Thousands of people have been killed in the insurgency affecting parts of Nigeria's predominantly Muslim northern half. President Goodluck Jonathan declared a state of emergency in May to quell it and thousands of security forces were deployed to the area. They swiftly drove militants out of Maiduguri and most other cities, but the insurgents have begun striking back in the urban centers.
On Dec. 2, hundreds of Boko Haram fighters in trucks and a stolen armored personnel carrier attacked an air force base on the outskirts of Maiduguri in one of the insurgent group's most daring attacks. Two helicopters and three decommissioned military aircraft were heavily damaged. A U.S. travel advisory issued earlier in January said, "Late 2013 saw an increase in Boko Haram attacks and clashes with Nigerian government security forces in northern Nigeria. Boko Haram is known to descend on whole towns, robbing banks and businesses, attacking police and military installations, and setting fire to private homes."

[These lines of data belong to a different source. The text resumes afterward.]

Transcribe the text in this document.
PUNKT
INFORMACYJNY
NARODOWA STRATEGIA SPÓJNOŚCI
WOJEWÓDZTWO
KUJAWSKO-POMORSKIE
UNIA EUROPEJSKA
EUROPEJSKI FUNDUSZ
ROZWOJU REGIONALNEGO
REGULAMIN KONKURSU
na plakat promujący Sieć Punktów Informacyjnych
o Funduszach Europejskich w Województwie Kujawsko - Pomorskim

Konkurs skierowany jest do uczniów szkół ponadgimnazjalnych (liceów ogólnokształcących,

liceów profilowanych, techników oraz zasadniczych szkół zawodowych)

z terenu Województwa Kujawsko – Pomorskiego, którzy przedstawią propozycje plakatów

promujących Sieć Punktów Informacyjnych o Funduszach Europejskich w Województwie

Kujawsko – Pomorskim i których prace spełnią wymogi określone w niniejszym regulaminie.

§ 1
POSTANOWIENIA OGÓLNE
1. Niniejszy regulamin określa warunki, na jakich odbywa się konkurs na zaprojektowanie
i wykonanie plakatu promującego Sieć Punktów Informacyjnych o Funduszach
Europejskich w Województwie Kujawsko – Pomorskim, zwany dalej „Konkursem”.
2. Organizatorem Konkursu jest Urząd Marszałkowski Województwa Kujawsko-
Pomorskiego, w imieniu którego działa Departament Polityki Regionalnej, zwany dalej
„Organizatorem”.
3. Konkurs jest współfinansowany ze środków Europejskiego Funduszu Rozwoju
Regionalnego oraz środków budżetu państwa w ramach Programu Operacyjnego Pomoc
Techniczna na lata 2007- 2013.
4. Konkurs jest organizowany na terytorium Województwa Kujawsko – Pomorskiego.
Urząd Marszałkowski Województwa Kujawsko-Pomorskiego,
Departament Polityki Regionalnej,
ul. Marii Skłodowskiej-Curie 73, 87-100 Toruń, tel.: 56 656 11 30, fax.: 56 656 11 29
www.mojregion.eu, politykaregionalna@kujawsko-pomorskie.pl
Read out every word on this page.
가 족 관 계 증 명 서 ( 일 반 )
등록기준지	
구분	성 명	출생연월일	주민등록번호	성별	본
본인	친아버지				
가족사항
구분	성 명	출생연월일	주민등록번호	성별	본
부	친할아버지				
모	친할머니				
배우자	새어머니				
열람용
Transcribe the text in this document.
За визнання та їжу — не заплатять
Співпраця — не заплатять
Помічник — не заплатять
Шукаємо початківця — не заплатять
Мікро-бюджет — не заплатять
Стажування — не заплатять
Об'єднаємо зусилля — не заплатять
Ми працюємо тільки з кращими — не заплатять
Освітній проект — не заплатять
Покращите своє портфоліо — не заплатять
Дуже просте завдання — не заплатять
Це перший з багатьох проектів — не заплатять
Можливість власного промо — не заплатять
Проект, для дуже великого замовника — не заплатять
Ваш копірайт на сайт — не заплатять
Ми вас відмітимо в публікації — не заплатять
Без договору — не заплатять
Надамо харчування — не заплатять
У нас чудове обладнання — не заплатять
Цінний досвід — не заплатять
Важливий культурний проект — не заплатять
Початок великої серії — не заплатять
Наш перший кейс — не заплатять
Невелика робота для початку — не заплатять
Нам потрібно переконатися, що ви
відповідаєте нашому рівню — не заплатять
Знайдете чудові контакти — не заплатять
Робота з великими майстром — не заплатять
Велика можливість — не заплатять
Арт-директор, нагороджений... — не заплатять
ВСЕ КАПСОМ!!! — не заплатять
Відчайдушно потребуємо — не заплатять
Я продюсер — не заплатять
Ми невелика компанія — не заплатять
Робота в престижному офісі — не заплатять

The Islamic extremist uprising began in 2009 and threatens the security and cohesion of Africa's biggest oil producer and its most populous nation, with more than 160 million people. The extremists say they want to impose Islamic Shariah law across all of Nigeria. In one of the group's highest-profile attacks, a Boko Haram member detonated a car bomb at the U.N.'s main offices in Nigeria's capital, Abuja, on Aug. 26, 2011, killing 25 people and wounding more than 100. The United States last year designated Boko Haram a terrorist organization.